A DUP MP says Michelle O’Neill’s desire to be ‘a First Minister for all’ is stymied by her commemoration of IRA members and her party’s thwarting of British culture.

By Philip Bradfield
Sunday, 3rd July 2022, 7:28 pm
Updated Monday, 4th July 2022, 9:57 am

Mr Wilson was speaking after Ms O’Neill laid a wreath at the Cenotaph in Belfast on Friday to mark the anniversary of the Battle of the Somme.

However, although she became the first senior member of the party to mark the occasion, some unionists criticised her for laying the wreath at a Sinn Fein event two hours before the main ceremony - and accused her of deliberately hijacking the day to promote party political messaging.

Ms O’Neill said, “I hope that today’s attendance and the laying of a wreath is actually a demonstration of someone who wants to work for all in our community”.

Belfast Lord Mayor Tina Black (left) with Sinn Fein Vice-President Michelle O'Neill lay a wreath at the Cenotaph in Donegall Square West in Belfast, marking the anniversary of the first day of the Battle of the Somme in 1916. Picture date: Friday July 1, 2022.

But Mr Wilson said that Ms O’Neill is already claiming to be First Minister, something he said she does not become until elected by the Assembly.

“Secondly, he said, “her record so far shows that she and her party are far from being willing to represent all the people of Northern Ireland, even in the churlish way in which she treated the Somme commemoration; she couldn’t go to the main ceremony and had to do it separately, probably because of the presence of the police and army at it. Again it shows that she is mealy mouthed and hypocritical in claims that she makes.

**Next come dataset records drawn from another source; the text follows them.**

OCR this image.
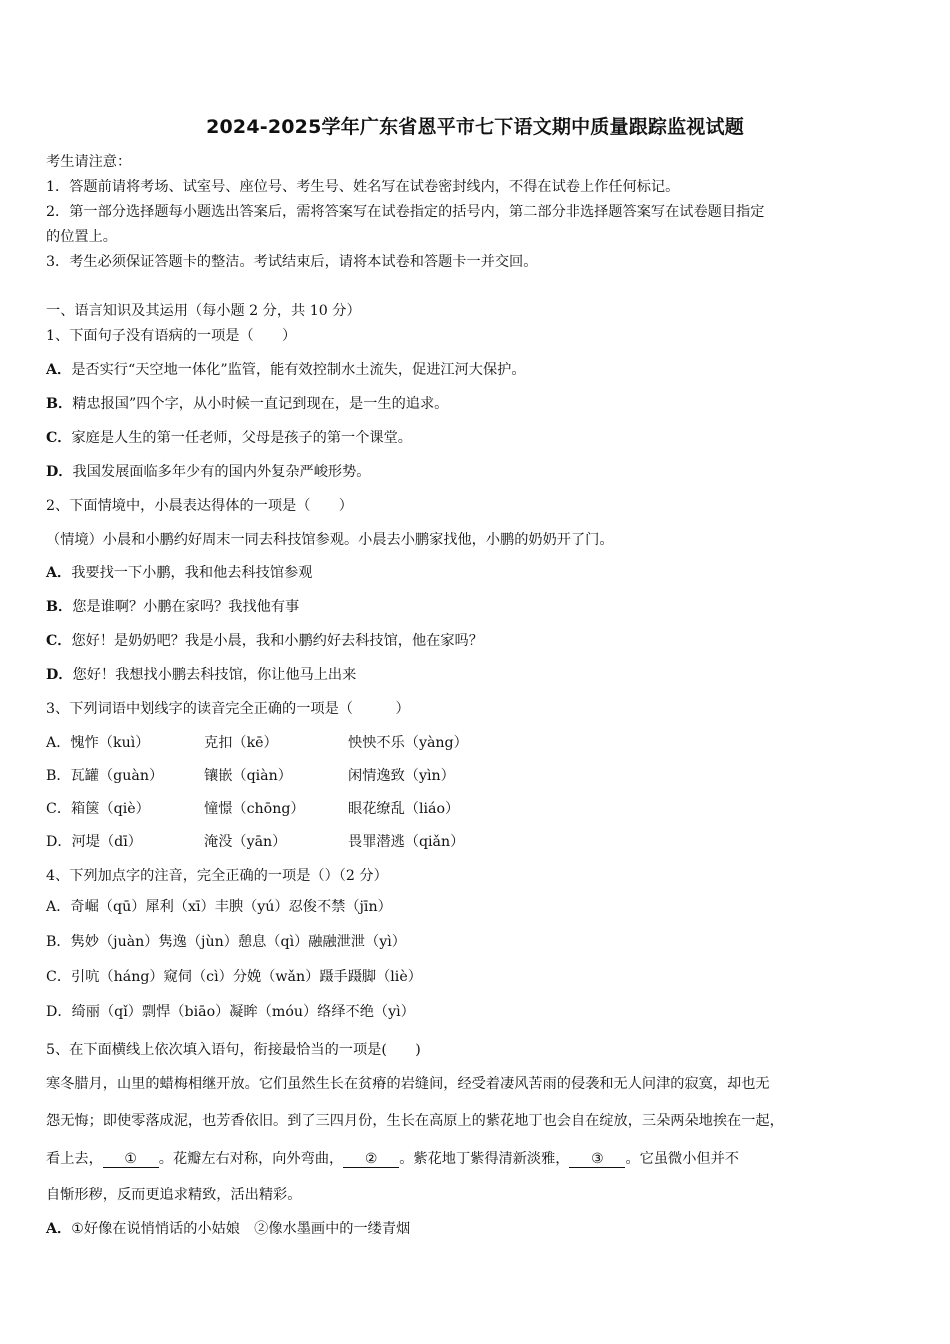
2024-2025学年广东省恩平市七下语文期中质量跟踪监视试题
考生请注意：
1．答题前请将考场、试室号、座位号、考生号、姓名写在试卷密封线内，不得在试卷上作任何标记。
2．第一部分选择题每小题选出答案后，需将答案写在试卷指定的括号内，第二部分非选择题答案写在试卷题目指定
的位置上。
3．考生必须保证答题卡的整洁。考试结束后，请将本试卷和答题卡一并交回。
一、语言知识及其运用（每小题 2 分，共 10 分）
1、下面句子没有语病的一项是（　　）
A．是否实行“天空地一体化”监管，能有效控制水土流失，促进江河大保护。
B．精忠报国”四个字，从小时候一直记到现在，是一生的追求。
C．家庭是人生的第一任老师，父母是孩子的第一个课堂。
D．我国发展面临多年少有的国内外复杂严峻形势。
2、下面情境中，小晨表达得体的一项是（　　）
（情境）小晨和小鹏约好周末一同去科技馆参观。小晨去小鹏家找他，小鹏的奶奶开了门。
A．我要找一下小鹏，我和他去科技馆参观
B．您是谁啊？小鹏在家吗？我找他有事
C．您好！是奶奶吧？我是小晨，我和小鹏约好去科技馆，他在家吗？
D．您好！我想找小鹏去科技馆，你让他马上出来
3、下列词语中划线字的读音完全正确的一项是（　　　）
A．愧怍（kuì）	克扣（kē）	怏怏不乐（yàng）
B．瓦罐（guàn）	镶嵌（qiàn）	闲情逸致（yìn）
C．箱箧（qiè）	憧憬（chōng）	眼花缭乱（liáo）
D．河堤（dī）	淹没（yān）	畏罪潜逃（qiǎn）
4、下列加点字的注音，完全正确的一项是（）（2 分）
A．奇崛（qū）犀利（xī）丰腴（yú）忍俊不禁（jīn）
B．隽妙（juàn）隽逸（jùn）憩息（qì）融融泄泄（yì）
C．引吭（háng）窥伺（cì）分娩（wǎn）蹑手蹑脚（liè）
D．绮丽（qǐ）剽悍（biāo）凝眸（móu）络绎不绝（yì）
5、在下面横线上依次填入语句，衔接最恰当的一项是(　　)
寒冬腊月，山里的蜡梅相继开放。它们虽然生长在贫瘠的岩缝间，经受着凄风苦雨的侵袭和无人问津的寂寞，却也无
怨无悔；即使零落成泥，也芳香依旧。到了三四月份，生长在高原上的紫花地丁也会自在绽放，三朵两朵地挨在一起，
看上去， ① 。花瓣左右对称，向外弯曲， ② 。紫花地丁紫得清新淡雅， ③ 。它虽微小但并不
自惭形秽，反而更追求精致，活出精彩。
A．①好像在说悄悄话的小姑娘　②像水墨画中的一缕青烟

“The third thing is she can hardly be First Minister for all when she and her party continues to glorify people who engaged in sectarian genocide against the unionist population for 40 years.”

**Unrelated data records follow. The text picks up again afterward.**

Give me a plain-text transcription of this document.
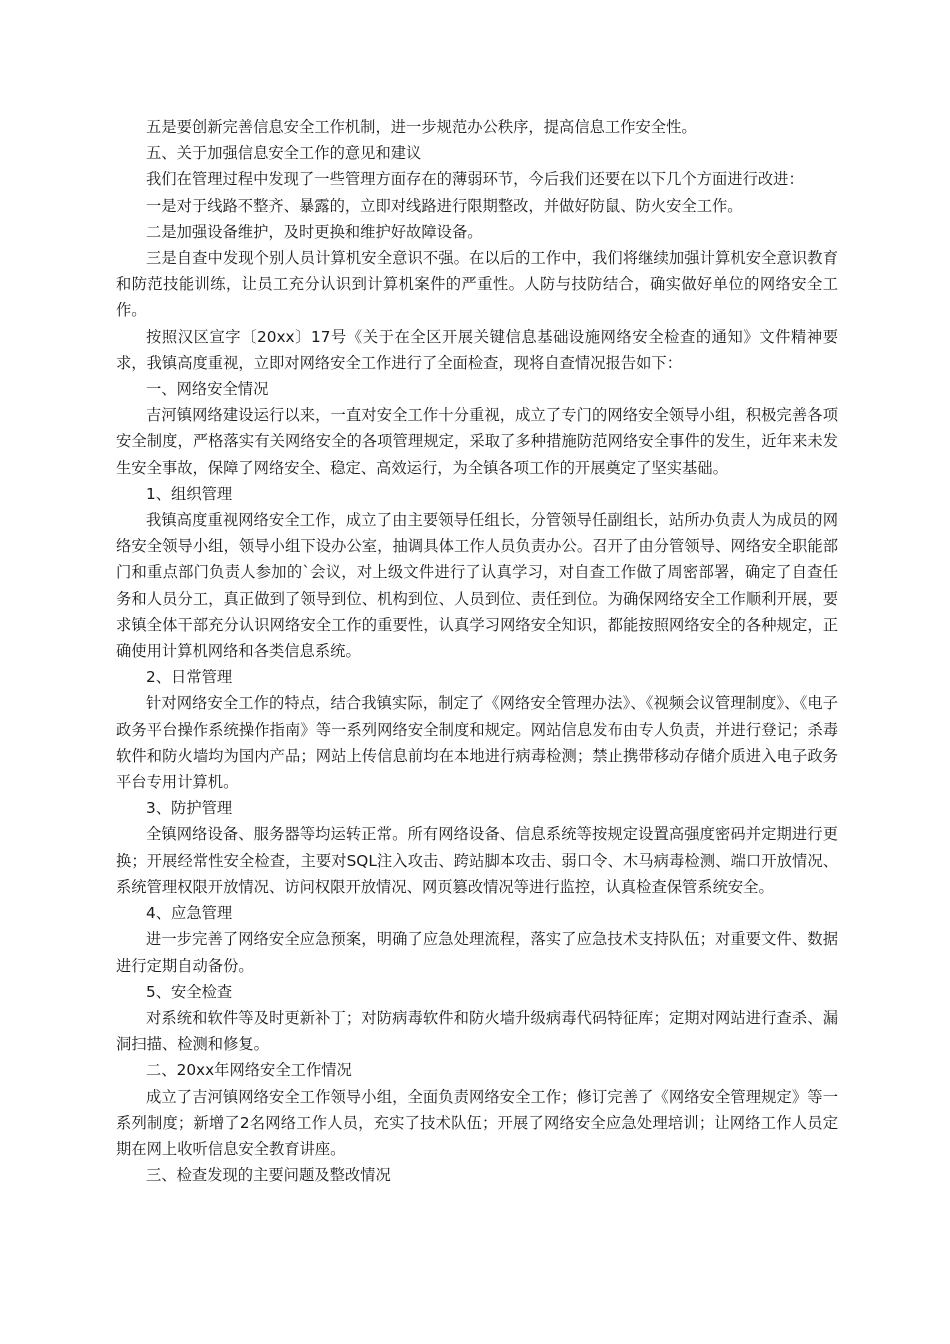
五是要创新完善信息安全工作机制，进一步规范办公秩序，提高信息工作安全性。

五、关于加强信息安全工作的意见和建议

我们在管理过程中发现了一些管理方面存在的薄弱环节，今后我们还要在以下几个方面进行改进：

一是对于线路不整齐、暴露的，立即对线路进行限期整改，并做好防鼠、防火安全工作。

二是加强设备维护，及时更换和维护好故障设备。

三是自查中发现个别人员计算机安全意识不强。在以后的工作中，我们将继续加强计算机安全意识教育和防范技能训练，让员工充分认识到计算机案件的严重性。人防与技防结合，确实做好单位的网络安全工作。

按照汉区宣字〔20xx〕17号《关于在全区开展关键信息基础设施网络安全检查的通知》文件精神要求，我镇高度重视，立即对网络安全工作进行了全面检查，现将自查情况报告如下：

一、网络安全情况

吉河镇网络建设运行以来，一直对安全工作十分重视，成立了专门的网络安全领导小组，积极完善各项安全制度，严格落实有关网络安全的各项管理规定，采取了多种措施防范网络安全事件的发生，近年来未发生安全事故，保障了网络安全、稳定、高效运行，为全镇各项工作的开展奠定了坚实基础。

1、组织管理

我镇高度重视网络安全工作，成立了由主要领导任组长，分管领导任副组长，站所办负责人为成员的网络安全领导小组，领导小组下设办公室，抽调具体工作人员负责办公。召开了由分管领导、网络安全职能部门和重点部门负责人参加的`会议，对上级文件进行了认真学习，对自查工作做了周密部署，确定了自查任务和人员分工，真正做到了领导到位、机构到位、人员到位、责任到位。为确保网络安全工作顺利开展，要求镇全体干部充分认识网络安全工作的重要性，认真学习网络安全知识，都能按照网络安全的各种规定，正确使用计算机网络和各类信息系统。

2、日常管理

针对网络安全工作的特点，结合我镇实际，制定了《网络安全管理办法》、《视频会议管理制度》、《电子政务平台操作系统操作指南》等一系列网络安全制度和规定。网站信息发布由专人负责，并进行登记；杀毒软件和防火墙均为国内产品；网站上传信息前均在本地进行病毒检测；禁止携带移动存储介质进入电子政务平台专用计算机。

3、防护管理

全镇网络设备、服务器等均运转正常。所有网络设备、信息系统等按规定设置高强度密码并定期进行更换；开展经常性安全检查，主要对SQL注入攻击、跨站脚本攻击、弱口令、木马病毒检测、端口开放情况、系统管理权限开放情况、访问权限开放情况、网页篡改情况等进行监控，认真检查保管系统安全。

4、应急管理

进一步完善了网络安全应急预案，明确了应急处理流程，落实了应急技术支持队伍；对重要文件、数据进行定期自动备份。

5、安全检查

对系统和软件等及时更新补丁；对防病毒软件和防火墙升级病毒代码特征库；定期对网站进行查杀、漏洞扫描、检测和修复。

二、20xx年网络安全工作情况

成立了吉河镇网络安全工作领导小组，全面负责网络安全工作；修订完善了《网络安全管理规定》等一系列制度；新增了2名网络工作人员，充实了技术队伍；开展了网络安全应急处理培训；让网络工作人员定期在网上收听信息安全教育讲座。

三、检查发现的主要问题及整改情况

He wouldn’t expect her to attend unionist events but there are national events such as centenary celebrations, which “if she truly meant what she said she would be prepared to attend” he said.

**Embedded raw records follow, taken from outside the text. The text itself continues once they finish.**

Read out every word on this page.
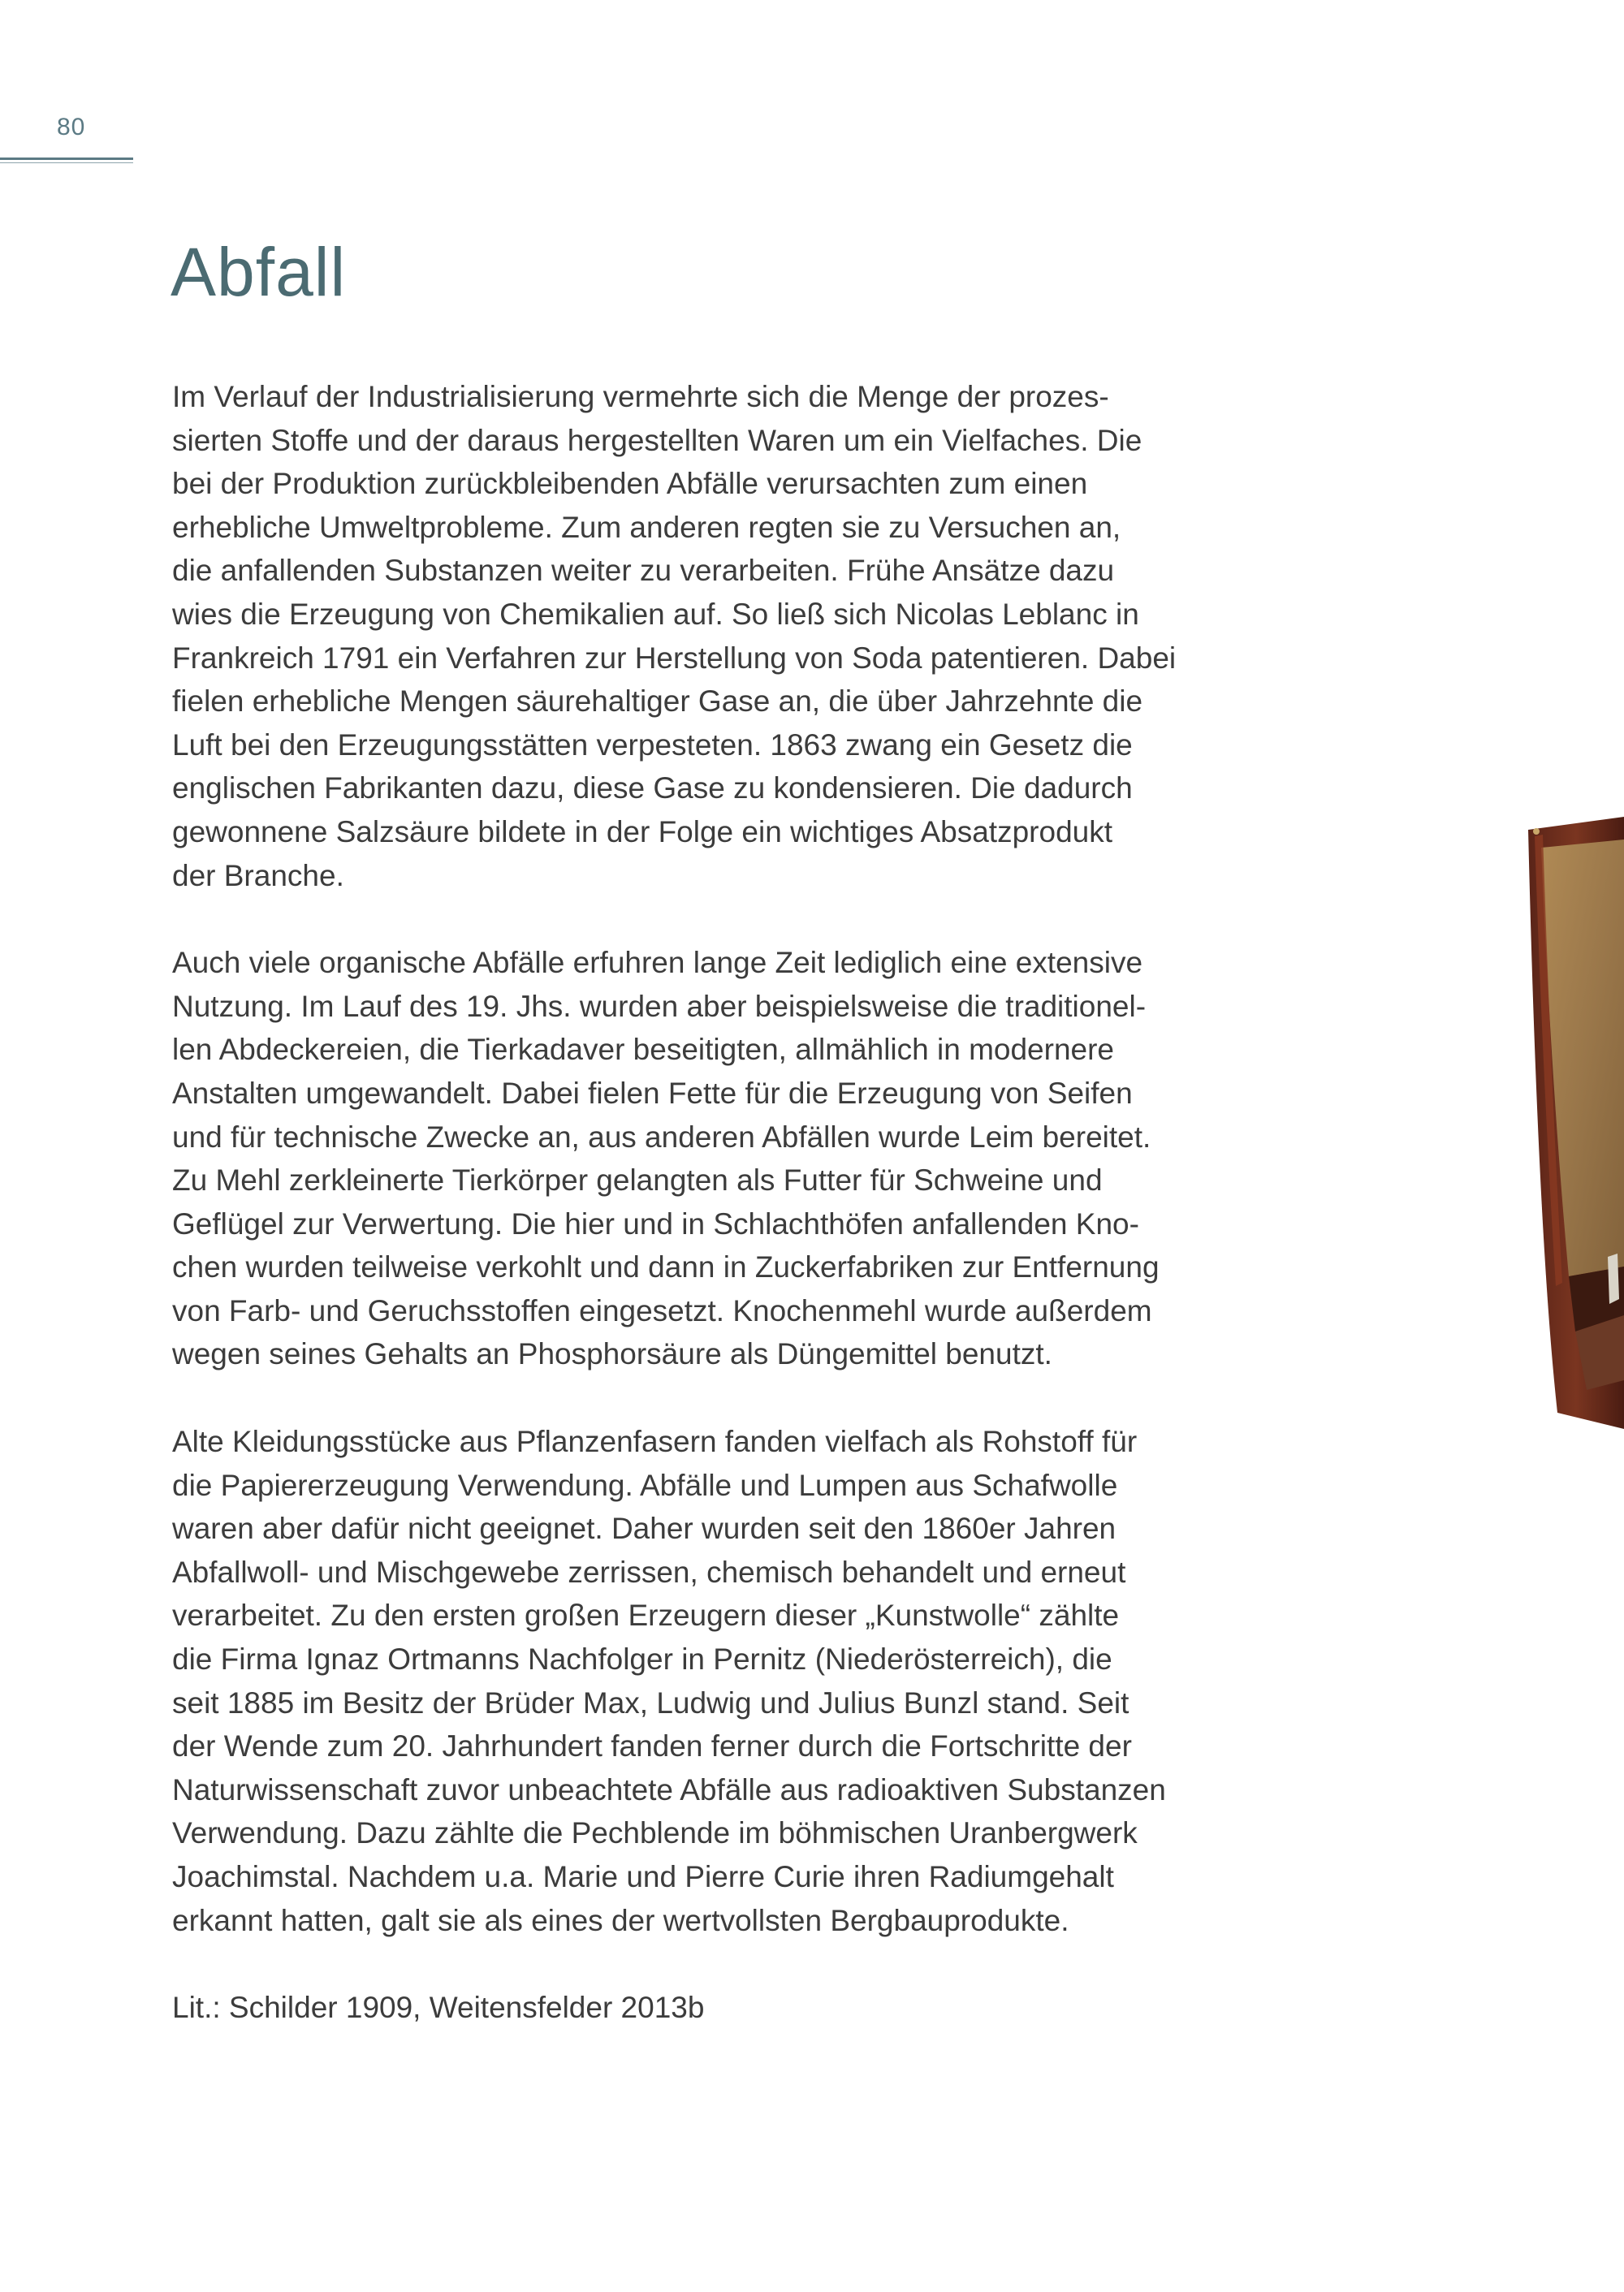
80
Abfall

Im Verlauf der Industrialisierung vermehrte sich die Menge der prozes-
sierten Stoffe und der daraus hergestellten Waren um ein Vielfaches. Die
bei der Produktion zurückbleibenden Abfälle verursachten zum einen
erhebliche Umweltprobleme. Zum anderen regten sie zu Versuchen an,
die anfallenden Substanzen weiter zu verarbeiten. Frühe Ansätze dazu
wies die Erzeugung von Chemikalien auf. So ließ sich Nicolas Leblanc in
Frankreich 1791 ein Verfahren zur Herstellung von Soda patentieren. Dabei
fielen erhebliche Mengen säurehaltiger Gase an, die über Jahrzehnte die
Luft bei den Erzeugungsstätten verpesteten. 1863 zwang ein Gesetz die
englischen Fabrikanten dazu, diese Gase zu kondensieren. Die dadurch
gewonnene Salzsäure bildete in der Folge ein wichtiges Absatzprodukt
der Branche.

Auch viele organische Abfälle erfuhren lange Zeit lediglich eine extensive
Nutzung. Im Lauf des 19. Jhs. wurden aber beispielsweise die traditionel-
len Abdeckereien, die Tierkadaver beseitigten, allmählich in modernere
Anstalten umgewandelt. Dabei fielen Fette für die Erzeugung von Seifen
und für technische Zwecke an, aus anderen Abfällen wurde Leim bereitet.
Zu Mehl zerkleinerte Tierkörper gelangten als Futter für Schweine und
Geflügel zur Verwertung. Die hier und in Schlachthöfen anfallenden Kno-
chen wurden teilweise verkohlt und dann in Zuckerfabriken zur Entfernung
von Farb- und Geruchsstoffen eingesetzt. Knochenmehl wurde außerdem
wegen seines Gehalts an Phosphorsäure als Düngemittel benutzt.

Alte Kleidungsstücke aus Pflanzenfasern fanden vielfach als Rohstoff für
die Papiererzeugung Verwendung. Abfälle und Lumpen aus Schafwolle
waren aber dafür nicht geeignet. Daher wurden seit den 1860er Jahren
Abfallwoll- und Mischgewebe zerrissen, chemisch behandelt und erneut
verarbeitet. Zu den ersten großen Erzeugern dieser „Kunstwolle“ zählte
die Firma Ignaz Ortmanns Nachfolger in Pernitz (Niederösterreich), die
seit 1885 im Besitz der Brüder Max, Ludwig und Julius Bunzl stand. Seit
der Wende zum 20. Jahrhundert fanden ferner durch die Fortschritte der
Naturwissenschaft zuvor unbeachtete Abfälle aus radioaktiven Substanzen
Verwendung. Dazu zählte die Pechblende im böhmischen Uranbergwerk
Joachimstal. Nachdem u.a. Marie und Pierre Curie ihren Radiumgehalt
erkannt hatten, galt sie als eines der wertvollsten Bergbauprodukte.

Lit.: Schilder 1909, Weitensfelder 2013b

Her party wouldn’t allow a rose bush or a tree to be planted at Stormont for the NI Centenary or the Queen’s Platinum Jubilee, he added.

He also raised her party’s opposition to various Orange parades as another hurdle.

A Sinn Fein party spokesperson responded: “The focus of Sammy Wilson and his party should be on forming an Executive to deal with the rising cost of living and supporting workers and families who are struggling to pay their energy bills and on working with others to end the suffering of people on waiting lists by investing the extra £1 billion needed to start fixing our health service.

“They should stop blocking an Executive from being formed, put the interests of people first and get on with the job they were elected to do almost two months ago.”